Nairo Quintana took the overall lead of the Spanish Vuelta from Movistar teammate Alejandro Valverde on a rainy and mountainous ninth stage won by Winner Anacona of Colombia on Sunday.
Anacona, riding for Lampre Merida, separated from a large breakaway group before finally shedding Bob Jungels and then Javier Moreno on the final ascent of the 185km ride finishing at the category-one Aramon Valdelinares summit.
It was the 26-year-old Anacona’s first career stage win. Anacona missed several months last year, after fracturing his ankle while training.

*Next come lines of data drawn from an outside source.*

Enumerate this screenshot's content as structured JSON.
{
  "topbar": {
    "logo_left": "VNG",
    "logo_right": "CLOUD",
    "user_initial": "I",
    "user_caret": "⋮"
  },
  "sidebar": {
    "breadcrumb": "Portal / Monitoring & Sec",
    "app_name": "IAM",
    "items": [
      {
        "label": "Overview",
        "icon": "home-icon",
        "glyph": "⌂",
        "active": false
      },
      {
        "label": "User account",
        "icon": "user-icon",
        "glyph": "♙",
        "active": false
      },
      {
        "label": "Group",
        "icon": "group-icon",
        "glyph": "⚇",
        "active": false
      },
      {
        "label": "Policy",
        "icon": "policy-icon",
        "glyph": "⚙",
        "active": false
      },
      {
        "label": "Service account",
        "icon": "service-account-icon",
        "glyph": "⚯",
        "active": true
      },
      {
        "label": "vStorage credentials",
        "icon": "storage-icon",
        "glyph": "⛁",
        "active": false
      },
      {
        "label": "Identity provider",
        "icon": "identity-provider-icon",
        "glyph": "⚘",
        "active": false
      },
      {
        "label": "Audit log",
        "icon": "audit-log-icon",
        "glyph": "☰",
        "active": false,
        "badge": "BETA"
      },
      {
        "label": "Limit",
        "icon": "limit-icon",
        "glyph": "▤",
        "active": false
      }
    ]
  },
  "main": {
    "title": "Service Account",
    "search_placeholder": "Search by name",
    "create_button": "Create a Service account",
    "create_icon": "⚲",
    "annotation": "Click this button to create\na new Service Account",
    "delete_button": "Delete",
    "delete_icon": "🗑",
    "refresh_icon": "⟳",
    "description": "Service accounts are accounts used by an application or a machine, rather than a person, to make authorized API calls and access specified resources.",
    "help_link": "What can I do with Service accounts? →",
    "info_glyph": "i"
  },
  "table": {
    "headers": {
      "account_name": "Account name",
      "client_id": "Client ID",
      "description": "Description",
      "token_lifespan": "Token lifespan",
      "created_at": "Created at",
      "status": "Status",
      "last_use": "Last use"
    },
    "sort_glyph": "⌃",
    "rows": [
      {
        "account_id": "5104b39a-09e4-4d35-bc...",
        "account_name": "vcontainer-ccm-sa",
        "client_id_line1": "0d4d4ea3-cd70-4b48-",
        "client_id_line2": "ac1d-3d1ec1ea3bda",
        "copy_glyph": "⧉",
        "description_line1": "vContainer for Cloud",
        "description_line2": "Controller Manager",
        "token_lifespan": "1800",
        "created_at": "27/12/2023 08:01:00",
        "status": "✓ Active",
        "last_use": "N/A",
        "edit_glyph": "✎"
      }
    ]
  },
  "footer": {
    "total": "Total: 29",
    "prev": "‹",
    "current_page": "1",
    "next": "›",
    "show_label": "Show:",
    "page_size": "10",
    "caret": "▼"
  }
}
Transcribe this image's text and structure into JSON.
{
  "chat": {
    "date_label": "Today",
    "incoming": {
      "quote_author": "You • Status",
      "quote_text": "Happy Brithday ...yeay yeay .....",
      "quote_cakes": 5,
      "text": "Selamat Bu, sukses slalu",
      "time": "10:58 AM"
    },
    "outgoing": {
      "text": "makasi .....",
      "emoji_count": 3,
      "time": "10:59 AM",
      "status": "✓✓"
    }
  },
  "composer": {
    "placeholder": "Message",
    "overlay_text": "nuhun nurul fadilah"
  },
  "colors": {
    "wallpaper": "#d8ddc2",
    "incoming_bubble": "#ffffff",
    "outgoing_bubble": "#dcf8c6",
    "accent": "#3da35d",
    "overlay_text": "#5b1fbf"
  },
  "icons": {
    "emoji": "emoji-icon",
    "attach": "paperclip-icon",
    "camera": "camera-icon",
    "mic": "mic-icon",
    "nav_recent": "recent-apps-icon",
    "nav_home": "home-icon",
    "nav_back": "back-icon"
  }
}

“This is the most important day of my career,” Anacona said. “I had my doubts that I would have the strength to reach the end, but I wanted to take advantage of the chance because I knew it would be tough later.”
After days of high temperatures followed by winds on Saturday, rain hit Sunday’s stage early on and then returned with force as riders started to climb amid flashes of lightening with 25km to go.
A late attack further back by Alberto Contador that only Quintana and Joaquim Rodriguez managed to match left Valverde and Chris Froome struggling to keep up and crossing about 20 seconds behind the other favorites.
Contador showed no signs of the fractured right shin that knocked him out of the Tour de France and had him doubtful about competing in the Vuelta.
“I saw some riders straggling and went for it,” Contador said. “I’m still not in top shape to keep it up for a long stretch, but I am happy. I didn’t prepare for the Vuelta, and only decided to come at the last minute, without proper training. I believe I will get stronger as we go forward, but I know there are other riders who have prepared more than I have.”
Quintana, the Giro d’Italia winner, finished with a three-second lead over Contador.
“In reality, I didn’t do much, I just arrived with the same time as the favorites, so it is basically a draw at this point,” Quintana said. “My goal is to try and keep the red jersey. If I can’t wear the red jersey until Santiago, then at least I want to be able to wear it on the final day.”
Valverde fell to third at eight seconds behind, followed by Anacona one more second back.
Froome dropped to 28 seconds back with Rodriguez now trailing by 30 seconds.
Yesterday was the first rest day of the 21-stage event, which then leaves the southern part of the peninsula to head toward the mountains in the north. The 69th edition ends in Santiago de Compostela on Sept. 14.